Speaking to an audience of policymakers, industry leaders, and financiers at the Bombay Exhibition Centre, Das outlined the multifaceted approach required for the production of green steel. He identified four essential drivers: renewable energy, green hydrogen, electric arc furnaces utilizing scrap, and effective carbon capture technologies, all supported by a clear and robust green taxonomy. This taxonomy, he argued, is vital for ensuring statutory clarity, establishing transparent benchmarks, and fostering investor confidence in emerging technologies like Carbon Capture Utilization and Storage (CCUS).
Highlighting India's impressive progress in clean energy, Das revealed that as of August 2025, the nation boasts a renewable capacity of approximately 242 GW, with nearly half of its power generation coming from non-fossil sources. The addition of 22 GW in just five months of the fiscal year demonstrates a remarkable momentum, particularly as Maharashtra leads initiatives such as PM KUSUM, which aims to solarize agriculture.
Das emphasized the necessity of Renewable Purchase Obligations (RPOs) to maintain demand in the sector, noting that about 80% of India's renewable capacity has been developed by private entities.

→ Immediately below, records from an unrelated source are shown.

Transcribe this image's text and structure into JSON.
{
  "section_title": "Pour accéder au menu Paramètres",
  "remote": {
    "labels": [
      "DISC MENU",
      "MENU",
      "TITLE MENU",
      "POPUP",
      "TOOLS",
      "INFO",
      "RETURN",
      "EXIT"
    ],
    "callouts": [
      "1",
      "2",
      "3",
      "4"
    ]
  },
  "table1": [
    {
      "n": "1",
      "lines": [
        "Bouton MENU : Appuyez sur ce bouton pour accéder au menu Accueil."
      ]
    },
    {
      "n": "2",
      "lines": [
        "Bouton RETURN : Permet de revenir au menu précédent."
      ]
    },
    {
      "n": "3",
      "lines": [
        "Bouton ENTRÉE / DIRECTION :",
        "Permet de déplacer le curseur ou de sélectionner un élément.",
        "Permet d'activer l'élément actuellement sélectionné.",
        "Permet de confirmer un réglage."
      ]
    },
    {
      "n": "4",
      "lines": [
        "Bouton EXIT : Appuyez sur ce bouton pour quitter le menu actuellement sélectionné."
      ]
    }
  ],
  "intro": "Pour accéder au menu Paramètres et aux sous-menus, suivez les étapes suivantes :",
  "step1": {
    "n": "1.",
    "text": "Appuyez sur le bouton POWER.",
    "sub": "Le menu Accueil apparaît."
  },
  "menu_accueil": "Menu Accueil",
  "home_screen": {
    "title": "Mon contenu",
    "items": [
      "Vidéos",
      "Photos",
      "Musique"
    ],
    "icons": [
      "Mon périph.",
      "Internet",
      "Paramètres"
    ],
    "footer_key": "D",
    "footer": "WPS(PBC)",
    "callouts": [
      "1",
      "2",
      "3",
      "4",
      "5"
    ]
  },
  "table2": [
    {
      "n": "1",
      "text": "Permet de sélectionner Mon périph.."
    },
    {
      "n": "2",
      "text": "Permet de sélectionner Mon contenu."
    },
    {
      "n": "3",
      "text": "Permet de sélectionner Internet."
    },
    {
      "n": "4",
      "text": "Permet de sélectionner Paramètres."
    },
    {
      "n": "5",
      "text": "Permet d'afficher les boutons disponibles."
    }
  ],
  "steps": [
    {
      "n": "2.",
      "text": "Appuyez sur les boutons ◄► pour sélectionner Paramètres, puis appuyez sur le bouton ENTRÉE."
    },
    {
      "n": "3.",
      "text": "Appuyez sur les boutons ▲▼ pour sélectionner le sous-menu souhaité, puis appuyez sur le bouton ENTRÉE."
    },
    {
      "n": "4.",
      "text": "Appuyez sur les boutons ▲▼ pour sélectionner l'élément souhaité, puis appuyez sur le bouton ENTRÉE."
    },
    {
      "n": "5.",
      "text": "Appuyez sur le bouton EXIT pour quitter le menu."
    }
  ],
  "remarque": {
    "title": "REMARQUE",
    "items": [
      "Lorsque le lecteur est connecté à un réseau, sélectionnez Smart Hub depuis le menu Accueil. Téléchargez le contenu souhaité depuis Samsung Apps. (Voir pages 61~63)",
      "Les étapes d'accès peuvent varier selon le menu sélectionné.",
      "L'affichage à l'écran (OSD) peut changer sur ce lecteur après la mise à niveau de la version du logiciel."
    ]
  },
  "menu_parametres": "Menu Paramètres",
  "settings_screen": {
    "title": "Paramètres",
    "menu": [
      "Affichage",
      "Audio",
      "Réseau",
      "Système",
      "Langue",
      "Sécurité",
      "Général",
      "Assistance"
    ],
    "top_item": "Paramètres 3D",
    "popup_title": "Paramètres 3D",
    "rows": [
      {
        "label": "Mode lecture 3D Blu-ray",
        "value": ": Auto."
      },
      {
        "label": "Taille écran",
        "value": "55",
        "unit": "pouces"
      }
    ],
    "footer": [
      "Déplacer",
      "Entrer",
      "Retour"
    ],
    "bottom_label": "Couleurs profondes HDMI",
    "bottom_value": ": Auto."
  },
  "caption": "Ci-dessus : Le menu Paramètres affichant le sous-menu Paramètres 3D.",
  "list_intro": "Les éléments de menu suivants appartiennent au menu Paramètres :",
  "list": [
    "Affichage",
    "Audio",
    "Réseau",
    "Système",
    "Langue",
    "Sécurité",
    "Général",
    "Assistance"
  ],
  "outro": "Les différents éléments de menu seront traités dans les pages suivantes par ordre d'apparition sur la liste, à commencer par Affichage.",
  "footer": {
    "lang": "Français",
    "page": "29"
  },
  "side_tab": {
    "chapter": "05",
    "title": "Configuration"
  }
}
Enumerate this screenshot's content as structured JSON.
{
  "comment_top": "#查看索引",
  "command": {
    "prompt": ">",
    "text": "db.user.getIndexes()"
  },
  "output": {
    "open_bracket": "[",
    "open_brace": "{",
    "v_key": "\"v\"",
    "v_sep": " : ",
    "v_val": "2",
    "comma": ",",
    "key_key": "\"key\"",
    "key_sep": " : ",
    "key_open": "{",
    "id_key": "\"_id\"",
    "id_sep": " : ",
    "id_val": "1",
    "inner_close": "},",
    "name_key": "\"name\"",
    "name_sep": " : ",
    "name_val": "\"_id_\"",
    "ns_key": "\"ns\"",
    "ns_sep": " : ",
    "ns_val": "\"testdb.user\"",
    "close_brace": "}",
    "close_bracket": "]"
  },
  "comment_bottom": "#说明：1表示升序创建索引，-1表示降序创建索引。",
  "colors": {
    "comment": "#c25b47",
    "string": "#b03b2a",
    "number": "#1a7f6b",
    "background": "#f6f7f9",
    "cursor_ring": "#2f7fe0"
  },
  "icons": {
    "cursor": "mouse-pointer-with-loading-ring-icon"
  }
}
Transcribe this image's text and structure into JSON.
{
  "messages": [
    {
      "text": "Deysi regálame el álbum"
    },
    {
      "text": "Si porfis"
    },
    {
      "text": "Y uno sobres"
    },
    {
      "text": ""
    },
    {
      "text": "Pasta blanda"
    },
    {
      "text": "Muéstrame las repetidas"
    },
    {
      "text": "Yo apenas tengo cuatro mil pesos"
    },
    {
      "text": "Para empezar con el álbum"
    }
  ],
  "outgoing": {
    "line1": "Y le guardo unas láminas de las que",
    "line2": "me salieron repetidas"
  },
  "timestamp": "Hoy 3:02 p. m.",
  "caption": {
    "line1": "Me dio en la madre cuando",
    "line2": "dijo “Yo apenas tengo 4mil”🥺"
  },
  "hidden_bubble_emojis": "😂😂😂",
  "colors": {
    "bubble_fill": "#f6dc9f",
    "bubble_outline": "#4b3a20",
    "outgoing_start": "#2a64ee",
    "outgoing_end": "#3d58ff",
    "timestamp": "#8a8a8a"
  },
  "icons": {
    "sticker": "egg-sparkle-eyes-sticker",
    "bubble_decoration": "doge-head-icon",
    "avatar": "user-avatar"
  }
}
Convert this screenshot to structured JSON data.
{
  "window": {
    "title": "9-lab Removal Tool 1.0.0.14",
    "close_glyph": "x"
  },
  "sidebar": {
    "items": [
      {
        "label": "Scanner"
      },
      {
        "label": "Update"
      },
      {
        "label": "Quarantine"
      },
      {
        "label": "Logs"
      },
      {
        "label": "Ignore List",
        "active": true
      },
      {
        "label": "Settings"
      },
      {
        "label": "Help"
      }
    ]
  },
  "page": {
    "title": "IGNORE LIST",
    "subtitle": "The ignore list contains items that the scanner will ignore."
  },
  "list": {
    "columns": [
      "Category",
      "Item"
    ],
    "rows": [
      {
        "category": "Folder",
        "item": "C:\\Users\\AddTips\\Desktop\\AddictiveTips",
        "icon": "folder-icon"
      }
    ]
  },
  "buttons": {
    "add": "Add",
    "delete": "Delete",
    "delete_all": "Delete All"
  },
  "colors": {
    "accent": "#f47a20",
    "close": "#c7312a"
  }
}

This reality underscores the importance of mobilizing large-scale capital to support the industry's growth.
Reflecting on IREDA's significant contributions over nearly four decades, Das reported that the agency has financed over ₹1.63 lakh crore with minimal write-offs, showcasing strong governance and recovery standards. He reiterated IREDA's commitment to de-risking emerging sectors, from green hydrogen to solar manufacturing, enabling India to not only adopt but also manufacture and export critical technologies.
Furthermore, Das outlined key financing instruments such as concessional and blended finance, green bonds, ESG-linked debt, and green public procurement, all essential for scaling up green steel production. He concluded with a call to action, asserting that "Make in India steel" must excel globally, not just in volume, but in quality and sustainability, as the nation charts its path toward a more sustainable industrial future.